A new report from McGraw Hill Construction, in partnership with Waste Management, found the percentage of retail owners that have chosen to make more than half of their new buildings are green has jumped from 18 percent in 2011 to 38 percent in 2013. The authors of Green Retail and Hospitality: Capitalizing on the Growth in Green Building Investments project this number will climb as high as 52 percent in the next two years.
The report surveyed 79 retail, 30 hotel and 22 restaurant owners, and defined a green building project as one built to LEED or another recognized green building standard, or one that take significant steps toward energy and water efficiency, improved indoor air quality and material resource conservation.
Hotel owners in particular have been making great strides toward greener buildings. The report showed that 48 percent of hotel owners are “highly involved” in green building–up from 28 percent just two years ago. It predicted that number will rise to 62 percent by 2015. Nor by any means is this surge of green building limited to new construction. The report found that nearly two-thirds of retail and three quarters of hotel owners surveyed also expect to invest in general green operations and maintenance practices by 2015.

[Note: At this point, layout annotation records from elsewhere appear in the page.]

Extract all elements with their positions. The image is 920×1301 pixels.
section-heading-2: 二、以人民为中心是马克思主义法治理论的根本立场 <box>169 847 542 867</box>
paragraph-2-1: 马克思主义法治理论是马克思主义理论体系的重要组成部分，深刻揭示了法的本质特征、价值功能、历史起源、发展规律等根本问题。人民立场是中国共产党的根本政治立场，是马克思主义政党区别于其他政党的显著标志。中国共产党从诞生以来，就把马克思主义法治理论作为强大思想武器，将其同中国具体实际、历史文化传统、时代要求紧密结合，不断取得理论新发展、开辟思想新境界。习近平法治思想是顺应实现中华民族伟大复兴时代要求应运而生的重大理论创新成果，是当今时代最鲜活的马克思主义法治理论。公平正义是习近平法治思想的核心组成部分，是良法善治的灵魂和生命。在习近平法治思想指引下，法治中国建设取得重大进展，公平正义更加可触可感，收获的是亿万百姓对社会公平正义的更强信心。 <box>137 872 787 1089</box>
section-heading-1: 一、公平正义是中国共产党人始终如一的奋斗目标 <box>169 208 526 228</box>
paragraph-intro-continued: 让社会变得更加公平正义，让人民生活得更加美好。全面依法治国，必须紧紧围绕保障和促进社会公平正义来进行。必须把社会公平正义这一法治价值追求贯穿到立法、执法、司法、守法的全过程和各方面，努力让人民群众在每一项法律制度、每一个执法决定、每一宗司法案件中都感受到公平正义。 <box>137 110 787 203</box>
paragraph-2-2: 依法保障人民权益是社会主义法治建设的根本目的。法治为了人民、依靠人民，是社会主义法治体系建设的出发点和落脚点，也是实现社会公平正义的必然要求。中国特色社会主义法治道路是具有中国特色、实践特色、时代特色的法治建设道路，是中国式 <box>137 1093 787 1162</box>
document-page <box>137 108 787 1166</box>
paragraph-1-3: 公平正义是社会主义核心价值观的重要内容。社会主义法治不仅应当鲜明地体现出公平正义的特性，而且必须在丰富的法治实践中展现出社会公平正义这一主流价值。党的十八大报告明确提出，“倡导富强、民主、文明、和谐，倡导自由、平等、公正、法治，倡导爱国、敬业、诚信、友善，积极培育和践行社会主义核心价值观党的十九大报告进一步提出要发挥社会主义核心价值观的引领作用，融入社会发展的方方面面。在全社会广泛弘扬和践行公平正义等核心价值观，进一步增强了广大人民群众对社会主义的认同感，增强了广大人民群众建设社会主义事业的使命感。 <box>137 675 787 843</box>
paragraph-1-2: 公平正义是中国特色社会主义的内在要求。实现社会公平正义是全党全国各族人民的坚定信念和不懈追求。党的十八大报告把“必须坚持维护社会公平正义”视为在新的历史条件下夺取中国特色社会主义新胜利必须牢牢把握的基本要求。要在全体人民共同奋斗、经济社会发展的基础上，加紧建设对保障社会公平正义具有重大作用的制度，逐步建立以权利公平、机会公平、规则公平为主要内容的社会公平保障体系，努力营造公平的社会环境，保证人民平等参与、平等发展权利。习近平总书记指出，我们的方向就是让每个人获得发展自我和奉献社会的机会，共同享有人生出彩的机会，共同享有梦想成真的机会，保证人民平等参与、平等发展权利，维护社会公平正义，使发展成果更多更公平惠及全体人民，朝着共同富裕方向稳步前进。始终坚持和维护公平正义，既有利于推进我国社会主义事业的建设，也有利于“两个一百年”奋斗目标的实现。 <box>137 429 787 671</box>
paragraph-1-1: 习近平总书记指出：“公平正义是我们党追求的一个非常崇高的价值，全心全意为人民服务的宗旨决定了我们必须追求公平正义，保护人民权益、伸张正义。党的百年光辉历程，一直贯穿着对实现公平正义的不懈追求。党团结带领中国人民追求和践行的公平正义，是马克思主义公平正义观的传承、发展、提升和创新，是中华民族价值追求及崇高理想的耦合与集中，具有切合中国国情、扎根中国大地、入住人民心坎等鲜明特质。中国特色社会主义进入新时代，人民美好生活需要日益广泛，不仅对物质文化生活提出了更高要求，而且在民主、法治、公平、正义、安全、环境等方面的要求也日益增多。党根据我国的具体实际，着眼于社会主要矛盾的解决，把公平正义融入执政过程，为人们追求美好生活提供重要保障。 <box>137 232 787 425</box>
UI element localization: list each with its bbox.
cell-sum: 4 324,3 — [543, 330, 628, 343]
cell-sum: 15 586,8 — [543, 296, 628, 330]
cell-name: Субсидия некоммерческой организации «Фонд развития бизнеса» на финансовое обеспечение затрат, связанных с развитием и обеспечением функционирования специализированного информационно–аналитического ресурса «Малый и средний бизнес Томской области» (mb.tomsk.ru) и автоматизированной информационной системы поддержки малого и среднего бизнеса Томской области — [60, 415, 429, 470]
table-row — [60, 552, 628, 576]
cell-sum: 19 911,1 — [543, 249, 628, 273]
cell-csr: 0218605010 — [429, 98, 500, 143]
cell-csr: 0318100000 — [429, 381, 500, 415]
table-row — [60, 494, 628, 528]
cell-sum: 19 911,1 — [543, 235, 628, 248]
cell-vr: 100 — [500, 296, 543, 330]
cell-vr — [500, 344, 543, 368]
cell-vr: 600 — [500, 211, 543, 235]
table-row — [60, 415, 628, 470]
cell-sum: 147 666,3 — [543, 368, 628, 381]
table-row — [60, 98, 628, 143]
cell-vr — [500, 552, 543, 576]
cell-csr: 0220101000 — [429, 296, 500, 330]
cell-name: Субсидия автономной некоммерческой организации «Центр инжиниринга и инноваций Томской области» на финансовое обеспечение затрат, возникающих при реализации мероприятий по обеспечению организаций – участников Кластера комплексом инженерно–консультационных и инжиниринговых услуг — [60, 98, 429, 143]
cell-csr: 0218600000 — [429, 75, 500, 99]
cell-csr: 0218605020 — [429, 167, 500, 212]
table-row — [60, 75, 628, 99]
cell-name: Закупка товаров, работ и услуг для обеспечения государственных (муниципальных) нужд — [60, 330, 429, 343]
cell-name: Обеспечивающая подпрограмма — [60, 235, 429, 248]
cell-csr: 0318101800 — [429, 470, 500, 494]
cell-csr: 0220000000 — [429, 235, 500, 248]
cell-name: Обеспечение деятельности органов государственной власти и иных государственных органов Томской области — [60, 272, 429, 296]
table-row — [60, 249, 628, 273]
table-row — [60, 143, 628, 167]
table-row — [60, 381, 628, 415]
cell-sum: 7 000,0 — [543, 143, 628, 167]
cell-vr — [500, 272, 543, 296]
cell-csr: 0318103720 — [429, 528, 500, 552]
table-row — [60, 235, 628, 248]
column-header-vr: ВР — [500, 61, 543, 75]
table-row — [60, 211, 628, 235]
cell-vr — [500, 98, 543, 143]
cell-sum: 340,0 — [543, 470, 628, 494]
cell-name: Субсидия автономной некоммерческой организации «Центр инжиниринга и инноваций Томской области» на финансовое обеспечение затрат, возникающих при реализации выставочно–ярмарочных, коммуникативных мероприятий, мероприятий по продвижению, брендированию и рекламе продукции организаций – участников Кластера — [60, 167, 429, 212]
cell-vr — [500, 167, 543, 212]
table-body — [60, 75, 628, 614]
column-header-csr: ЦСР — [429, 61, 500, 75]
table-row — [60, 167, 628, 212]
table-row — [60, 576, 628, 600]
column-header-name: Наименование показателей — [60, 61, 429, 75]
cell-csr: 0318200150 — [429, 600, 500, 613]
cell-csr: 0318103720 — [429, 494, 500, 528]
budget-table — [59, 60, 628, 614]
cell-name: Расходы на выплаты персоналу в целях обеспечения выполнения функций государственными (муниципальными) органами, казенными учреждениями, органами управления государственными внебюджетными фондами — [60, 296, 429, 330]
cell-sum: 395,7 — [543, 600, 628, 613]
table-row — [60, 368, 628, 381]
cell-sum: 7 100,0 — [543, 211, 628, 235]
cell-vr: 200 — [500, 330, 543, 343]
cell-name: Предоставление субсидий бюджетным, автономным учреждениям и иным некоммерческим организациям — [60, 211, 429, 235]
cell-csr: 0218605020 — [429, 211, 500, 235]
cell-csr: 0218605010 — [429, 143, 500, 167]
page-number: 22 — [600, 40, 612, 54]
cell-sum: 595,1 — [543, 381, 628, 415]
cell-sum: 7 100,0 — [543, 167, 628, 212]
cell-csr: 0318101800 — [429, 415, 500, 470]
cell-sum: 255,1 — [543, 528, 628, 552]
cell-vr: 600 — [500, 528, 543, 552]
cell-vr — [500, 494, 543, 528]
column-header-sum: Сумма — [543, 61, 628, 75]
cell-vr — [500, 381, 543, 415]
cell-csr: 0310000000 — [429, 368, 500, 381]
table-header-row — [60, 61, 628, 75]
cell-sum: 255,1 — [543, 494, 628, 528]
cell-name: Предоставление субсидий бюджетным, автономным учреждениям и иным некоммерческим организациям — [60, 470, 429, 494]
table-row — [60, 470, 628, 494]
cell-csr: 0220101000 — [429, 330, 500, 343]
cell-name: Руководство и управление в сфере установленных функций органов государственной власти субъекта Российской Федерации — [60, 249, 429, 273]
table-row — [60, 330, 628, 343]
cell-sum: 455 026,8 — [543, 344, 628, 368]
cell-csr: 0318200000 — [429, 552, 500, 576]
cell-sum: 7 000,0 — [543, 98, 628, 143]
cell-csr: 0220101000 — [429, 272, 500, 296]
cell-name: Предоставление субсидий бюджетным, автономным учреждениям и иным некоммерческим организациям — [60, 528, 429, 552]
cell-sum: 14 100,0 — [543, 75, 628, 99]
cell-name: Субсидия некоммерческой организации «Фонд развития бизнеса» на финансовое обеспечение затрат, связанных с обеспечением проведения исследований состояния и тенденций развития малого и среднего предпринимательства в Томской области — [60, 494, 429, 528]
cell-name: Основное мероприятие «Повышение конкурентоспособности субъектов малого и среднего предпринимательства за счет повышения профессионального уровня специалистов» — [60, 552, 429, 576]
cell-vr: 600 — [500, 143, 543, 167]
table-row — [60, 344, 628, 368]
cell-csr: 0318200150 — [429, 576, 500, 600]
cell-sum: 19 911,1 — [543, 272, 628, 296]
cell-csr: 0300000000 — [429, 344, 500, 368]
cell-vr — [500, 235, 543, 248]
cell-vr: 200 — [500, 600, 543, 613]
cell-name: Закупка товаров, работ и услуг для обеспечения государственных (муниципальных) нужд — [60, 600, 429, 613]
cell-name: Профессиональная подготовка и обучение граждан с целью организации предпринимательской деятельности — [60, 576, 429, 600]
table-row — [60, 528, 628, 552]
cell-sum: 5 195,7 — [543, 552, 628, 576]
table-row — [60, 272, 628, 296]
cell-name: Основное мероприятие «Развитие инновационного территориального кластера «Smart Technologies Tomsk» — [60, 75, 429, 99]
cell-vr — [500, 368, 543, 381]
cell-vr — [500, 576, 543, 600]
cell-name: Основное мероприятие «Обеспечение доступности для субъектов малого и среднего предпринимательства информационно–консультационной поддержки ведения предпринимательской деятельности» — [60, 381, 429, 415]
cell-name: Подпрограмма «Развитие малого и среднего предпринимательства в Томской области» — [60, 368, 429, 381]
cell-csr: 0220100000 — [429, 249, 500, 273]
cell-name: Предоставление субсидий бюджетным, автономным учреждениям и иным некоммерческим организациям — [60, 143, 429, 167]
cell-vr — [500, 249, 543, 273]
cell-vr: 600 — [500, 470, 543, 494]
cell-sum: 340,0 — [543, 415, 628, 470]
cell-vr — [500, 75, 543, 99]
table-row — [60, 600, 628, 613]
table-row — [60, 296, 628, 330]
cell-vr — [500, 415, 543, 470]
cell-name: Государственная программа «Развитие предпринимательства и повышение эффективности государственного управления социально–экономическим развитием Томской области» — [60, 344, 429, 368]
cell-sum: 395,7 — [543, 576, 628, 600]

Why such enthusiasm for green building, you ask? Because it pays off, of course. The report found that those in the hospitality business enjoyed an 11 percent increase in asset value, a 14 percent rise in the building’s return on investment and a 1 percent decrease in annual operating costs, when they chose to build green.
Likewise, those running retail businesses enjoyed a 7 percent increase in asset value, 8 percent building ROI and 8 percent drop, on average, in annual operating costs when choosing green building strategies over conventional ones.